The Global Justice Movement
Final statements from the 2001 & 2002 World Social Forum held in Porto Alegre, Brazil:
“We are women and men, farmers, workers, unemployed, professionals, students, blacks and indigenous peoples, coming from the South and from the North, committed to struggler for people’s rights, freedom, security, employment and education. We are fighting against the hegemony of finance, the destruction of our cultures, the monopolization of knowledge, mass media, and communications, the degradation of nature, and the destruction of the quality of life by multinational corporations and antidemocratic policies. Participative democratic experiences–like that of Porto Alegre–show us that a concrete alternative is possible. We reaffirm the supremacy of human, ecological and social rights over the demands of finance and investors.”
“In the face of continuing deterioration in the living conditions of people, we, social movements from all around the world, have come together in the tens of thousands at the second World Social Forum in Porto Alegre. We are here in spite of the attempts to break our solidarity. We come together again to continue our struggles against neoliberalism and war, to confirm the agreements of the last Forum and to reaffirm that another world is possible.
“We are a global solidarity movement, united in our determination to fight against the concentration of wealth, the proliferation of poverty and inequalities, and the destruction of our earth. We are living and constructing alternative systems, and using creative ways to promote them.

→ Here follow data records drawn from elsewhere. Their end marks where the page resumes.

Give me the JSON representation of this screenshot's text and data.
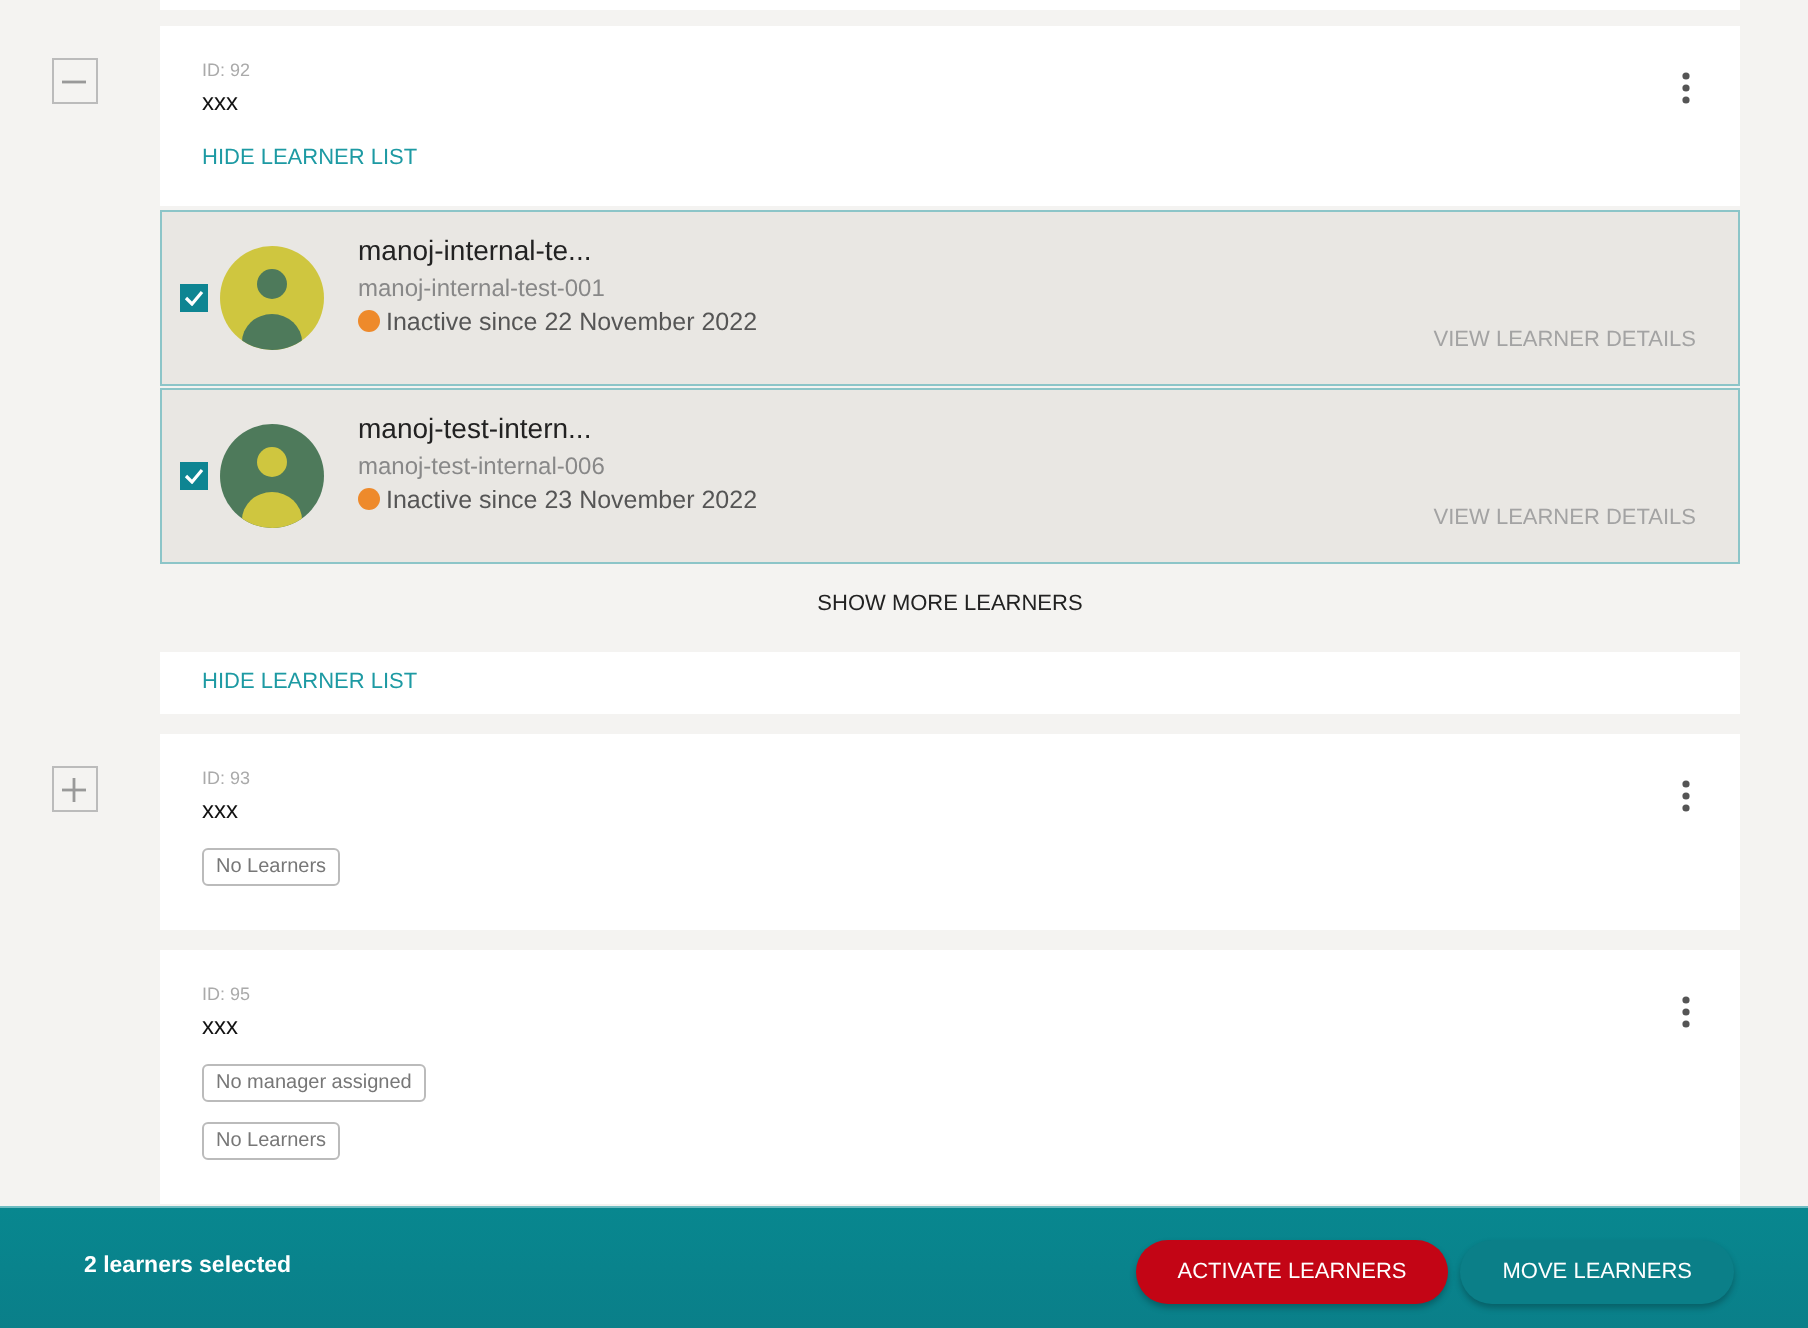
{
  "groups": [
    {
      "id_label": "ID: 92",
      "name": "xxx",
      "expanded": true,
      "hide_link": "HIDE LEARNER LIST",
      "learners": [
        {
          "name": "manoj-internal-te...",
          "username": "manoj-internal-test-001",
          "status": "Inactive since 22 November 2022",
          "checked": true,
          "kind": "light",
          "details_link": "VIEW LEARNER DETAILS"
        },
        {
          "name": "manoj-test-intern...",
          "username": "manoj-test-internal-006",
          "status": "Inactive since 23 November 2022",
          "checked": true,
          "kind": "dark",
          "details_link": "VIEW LEARNER DETAILS"
        }
      ],
      "show_more": "SHOW MORE LEARNERS",
      "footer_link": "HIDE LEARNER LIST"
    },
    {
      "id_label": "ID: 93",
      "name": "xxx",
      "expanded": false,
      "tags": [
        "No Learners"
      ]
    },
    {
      "id_label": "ID: 95",
      "name": "xxx",
      "tags": [
        "No manager assigned",
        "No Learners"
      ]
    }
  ],
  "selection_bar": {
    "count": "2 learners selected",
    "buttons": [
      {
        "label": "ACTIVATE LEARNERS",
        "kind": "primary"
      },
      {
        "label": "MOVE LEARNERS",
        "kind": "secondary"
      }
    ]
  }
}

We are building a large alliance from our struggles and resistance against a system based on sexism, racism and violence, which privileges the interests of capital and patriarchy over the needs and aspirations of people.
“The system produces a daily drama of women, children, and the elderly dying because of hunger, lack of health care and preventable diseases. Families are forced to leave their homes because of wars, the impact of ‘big development,’ landlessness and environmental disasters, unemployment, attacks on public services and the destruction of social solidarity. Both in the South and in the North, vibrant struggles and resistance to uphold the dignity of life are flourishing.”